Tidak selalu jelas, karena hanya fragmen-fragmen yang harus disusun agar mendapatkan gambaran keseluruhan. Seperti sebuah puzzle.
Dalam fragmen terakhir yang ia lihat, ia berdiri dibelakang Sean Yoon yang tergantung di langit-langit dengan tangan bersimbah darah dan wajah pucat ketakutan. Ruangan tempat Sean tidak terlalu luas, hanya sebesar kamarnya dengan Ethan.
Hikaru tidak mengingat apa saja yang ia lihat di ruangan itu karena sekitarnya terlihat samar. Namun, ia mendengar suara rintihan di balik punggungnya. Suara yang ia sangat kenali.
Dengan takut-takut, Hikaru menoleh dan mendapati Elisa Noonanya dengan posisi tengkurap dan wajah menghadap kesamping. Yang Hikaru ingat, ia melihat mata Elisa terpejam karena aliran darah dari pelipisnya dan merintih diatas lautan darah.
Elisa terkejut mendengarnya namun dengan cepat mengendalikan diri.
"Tidak apa Hikaru. Kau tahu kan, potongan ramalan masa depan bisa berubah sesuai keputusan yang kita buat sebelumnya. Lagipula, bisa saja aku hanya terluka sedikit dan lautan darah itu bukan milikku," kata Elisa berusaha menenangkan walaupun sebenarnya dirinya juga merasa takut.
Hanya saja, mental Hikaru jauh lebih penting dibanding ketakutannya. Bagaimanapun, kemampuan meramal masa depan Hikaru terkadang terasa seperti kutukan karena Hikaru hanya mampu melihat masa depan yang buruk. Jadi sebisanya, Elisa harus lebih kuat agar Hikaru tidak terbeban.
"Sa ... sa ... isa ... ELISA!" Sebuah suara kencang menyadarkan Elisa dari lamunannya.
"Ih, dasar orang tua! Kau mengagetkanku tahu," gerutu Elisa mencibir ke arah Paman Kim yang duduk di depannya. Jarak mereka hanya dipisahkan oleh sebuah meja rendah.

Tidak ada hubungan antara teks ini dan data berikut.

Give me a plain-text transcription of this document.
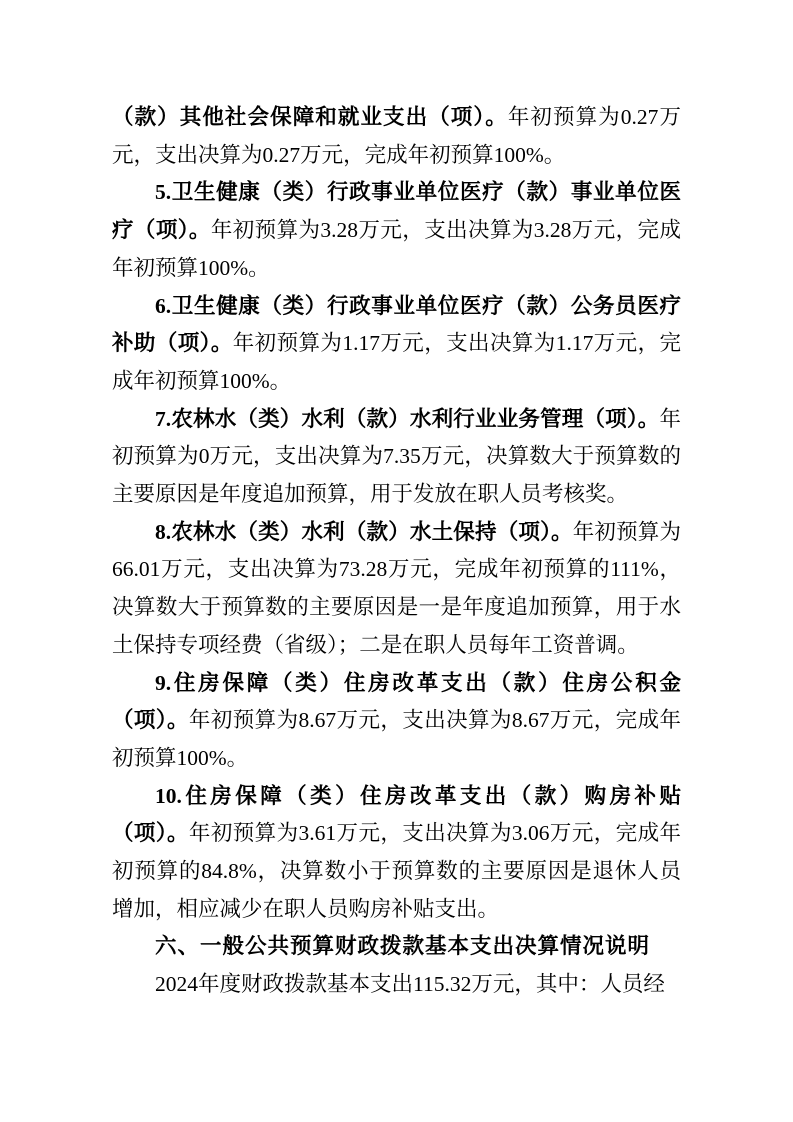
（款）其他社会保障和就业支出（项）。年初预算为0.27万元，支出决算为0.27万元，完成年初预算100%。

5.卫生健康（类）行政事业单位医疗（款）事业单位医疗（项）。年初预算为3.28万元，支出决算为3.28万元，完成年初预算100%。

6.卫生健康（类）行政事业单位医疗（款）公务员医疗补助（项）。年初预算为1.17万元，支出决算为1.17万元，完成年初预算100%。

7.农林水（类）水利（款）水利行业业务管理（项）。年初预算为0万元，支出决算为7.35万元，决算数大于预算数的主要原因是年度追加预算，用于发放在职人员考核奖。

8.农林水（类）水利（款）水土保持（项）。年初预算为66.01万元，支出决算为73.28万元，完成年初预算的111%，决算数大于预算数的主要原因是一是年度追加预算，用于水土保持专项经费（省级）；二是在职人员每年工资普调。

9.住房保障（类）住房改革支出（款）住房公积金（项）。年初预算为8.67万元，支出决算为8.67万元，完成年初预算100%。

10.住房保障（类）住房改革支出（款）购房补贴（项）。年初预算为3.61万元，支出决算为3.06万元，完成年初预算的84.8%，决算数小于预算数的主要原因是退休人员增加，相应减少在职人员购房补贴支出。

六、一般公共预算财政拨款基本支出决算情况说明

2024年度财政拨款基本支出115.32万元，其中：人员经
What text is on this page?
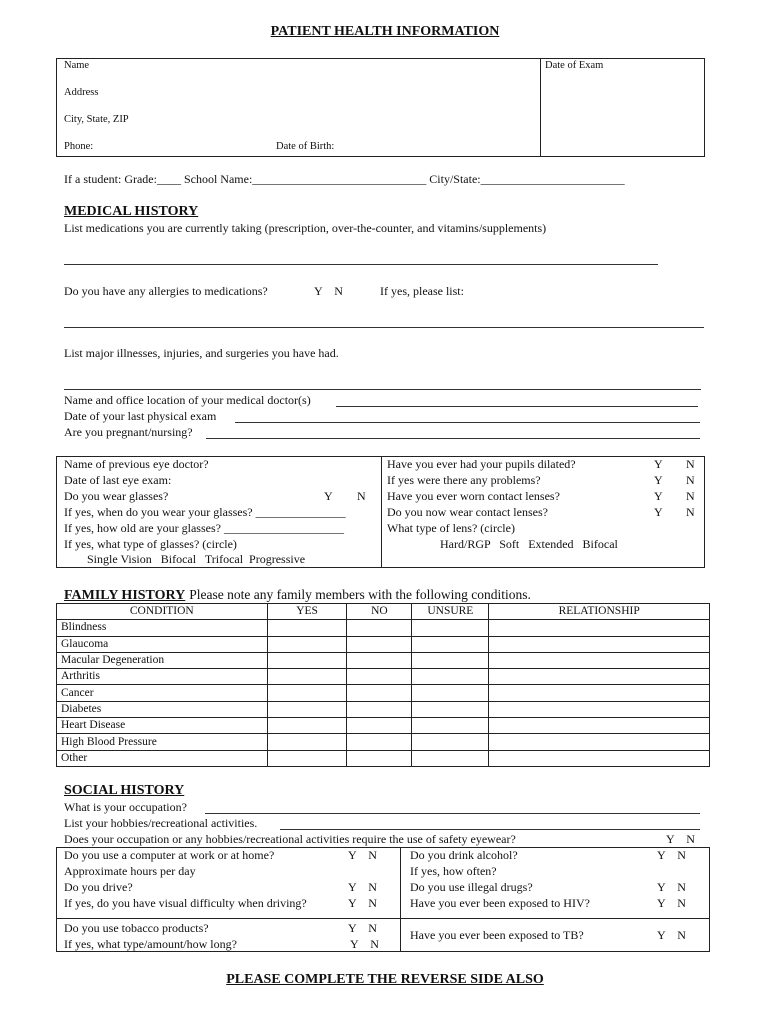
PATIENT HEALTH INFORMATION
Name	Date of Exam
Address
City, State, ZIP
Phone:	Date of Birth:
If a student: Grade:____ School Name:_____________________________ City/State:________________________
MEDICAL HISTORY
List medications you are currently taking (prescription, over-the-counter, and vitamins/supplements)
Do you have any allergies to medications?	Y    N	If yes, please list:
List major illnesses, injuries, and surgeries you have had.
Name and office location of your medical doctor(s)
Date of your last physical exam
Are you pregnant/nursing?
Name of previous eye doctor?
Date of last eye exam:
Do you wear glasses?	Y N
If yes, when do you wear your glasses? _______________
If yes, how old are your glasses? ____________________
If yes, what type of glasses? (circle)
Single Vision   Bifocal   Trifocal  Progressive
Have you ever had your pupils dilated?	Y N
If yes were there any problems?	Y N
Have you ever worn contact lenses?	Y N
Do you now wear contact lenses?	Y N
What type of lens? (circle)
Hard/RGP   Soft   Extended   Bifocal
FAMILY HISTORY Please note any family members with the following conditions.
CONDITION	YES	NO	UNSURE	RELATIONSHIP
Blindness				
Glaucoma				
Macular Degeneration				
Arthritis				
Cancer				
Diabetes				
Heart Disease				
High Blood Pressure				
Other				
SOCIAL HISTORY
What is your occupation?
List your hobbies/recreational activities.
Does your occupation or any hobbies/recreational activities require the use of safety eyewear?	Y    N
Do you use a computer at work or at home?	Y    N
Approximate hours per day
Do you drive?	Y    N
If yes, do you have visual difficulty when driving?	Y    N
Do you use tobacco products?	Y    N
If yes, what type/amount/how long?	Y    N
Do you drink alcohol?	Y    N
If yes, how often?
Do you use illegal drugs?	Y    N
Have you ever been exposed to HIV?	Y    N
Have you ever been exposed to TB?	Y    N
PLEASE COMPLETE THE REVERSE SIDE ALSO
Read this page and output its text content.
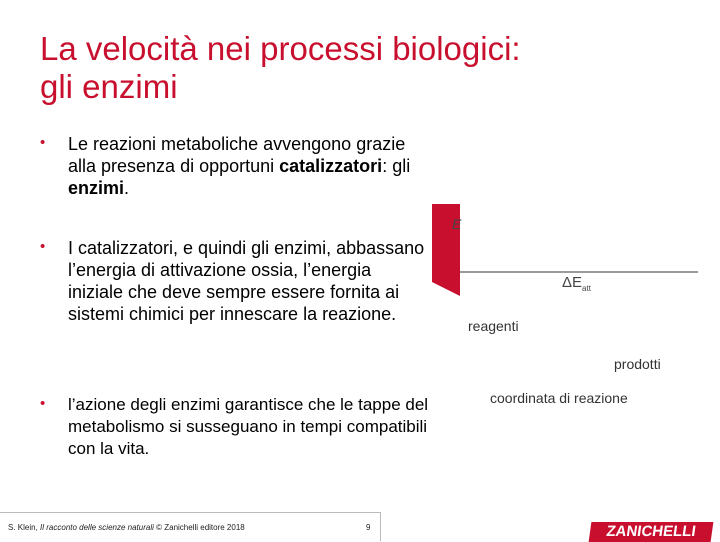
La velocità nei processi biologici:
gli enzimi
•	Le reazioni metaboliche avvengono grazie alla presenza di opportuni catalizzatori: gli enzimi.
•	I catalizzatori, e quindi gli enzimi, abbassano l’energia di attivazione ossia, l’energia iniziale che deve sempre essere fornita ai sistemi chimici per innescare la reazione.
•	l’azione degli enzimi garantisce che le tappe del metabolismo si susseguano in tempi compatibili con la vita.
E
$\Delta E_{att}$
reagenti
prodotti
coordinata di reazione
S. Klein, Il racconto delle scienze naturali © Zanichelli editore 2018	9	ZANICHELLI
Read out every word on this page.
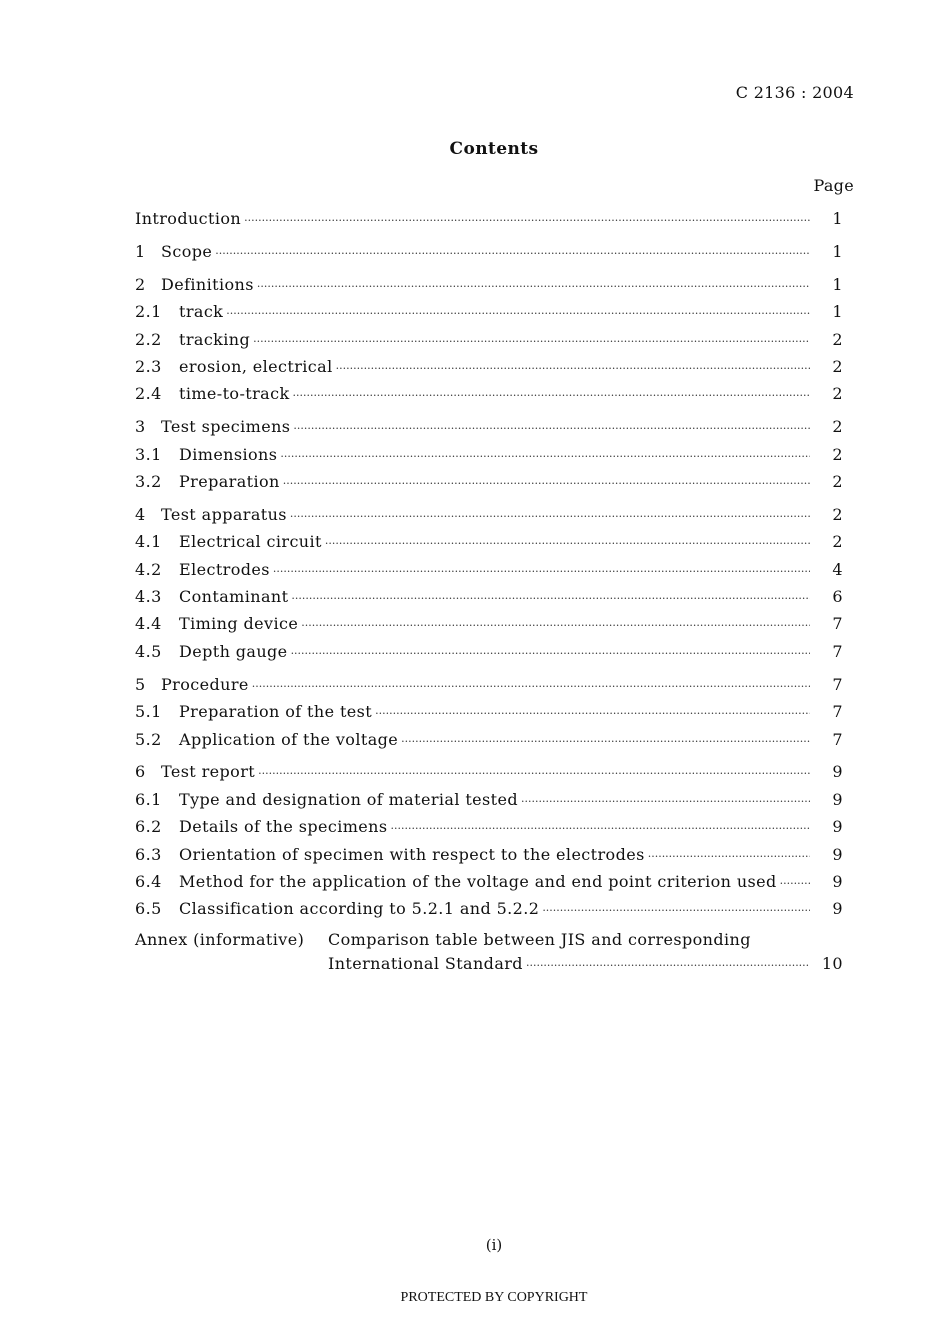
C 2136 : 2004
Contents
Page
Introduction ·····	1
1 Scope ·····	1
2 Definitions ·····	1
2.1	track ·····	1
2.2	tracking ·····	2
2.3	erosion, electrical ·····	2
2.4	time-to-track ·····	2
3 Test specimens ·····	2
3.1	Dimensions ·····	2
3.2	Preparation ·····	2
4 Test apparatus ·····	2
4.1	Electrical circuit ·····	2
4.2	Electrodes ·····	4
4.3	Contaminant ·····	6
4.4	Timing device ·····	7
4.5	Depth gauge ·····	7
5 Procedure ·····	7
5.1	Preparation of the test ·····	7
5.2	Application of the voltage ·····	7
6 Test report ·····	9
6.1	Type and designation of material tested ·····	9
6.2	Details of the specimens ·····	9
6.3	Orientation of specimen with respect to the electrodes ·····	9
6.4	Method for the application of the voltage and end point criterion used ·····	9
6.5	Classification according to 5.2.1 and 5.2.2 ·····	9
Annex (informative)	Comparison table between JIS and corresponding
International Standard ·····	10
(i)
PROTECTED BY COPYRIGHT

"Yak! dasar anak kurang ajar. Aku masih muda! Umurku bahkan baru 33 tahun! Lagian, Paman sudah memanggilmu berkali-kali tapi kau tidak menanggapi. Kau melamunkan apa?" kesal Paman Kim yang kemudian terdiam, kembali menatap anak angkatnya, lebih tepatnya sepupu angkat.
Orang-orang tahunya, Elisa, Ethan, dan Hikaru adalah sepupu jauhnya. Makanya nama mereka diganti menggunakan marganya.
"Tidak. Aku hanya kurang tidur. Paman tahu, kemarin ada kasus pembunuhan, jadi Ethan tidak pulang. Makanya aku sulit tidur menunggunya pulang," bohong Elisa.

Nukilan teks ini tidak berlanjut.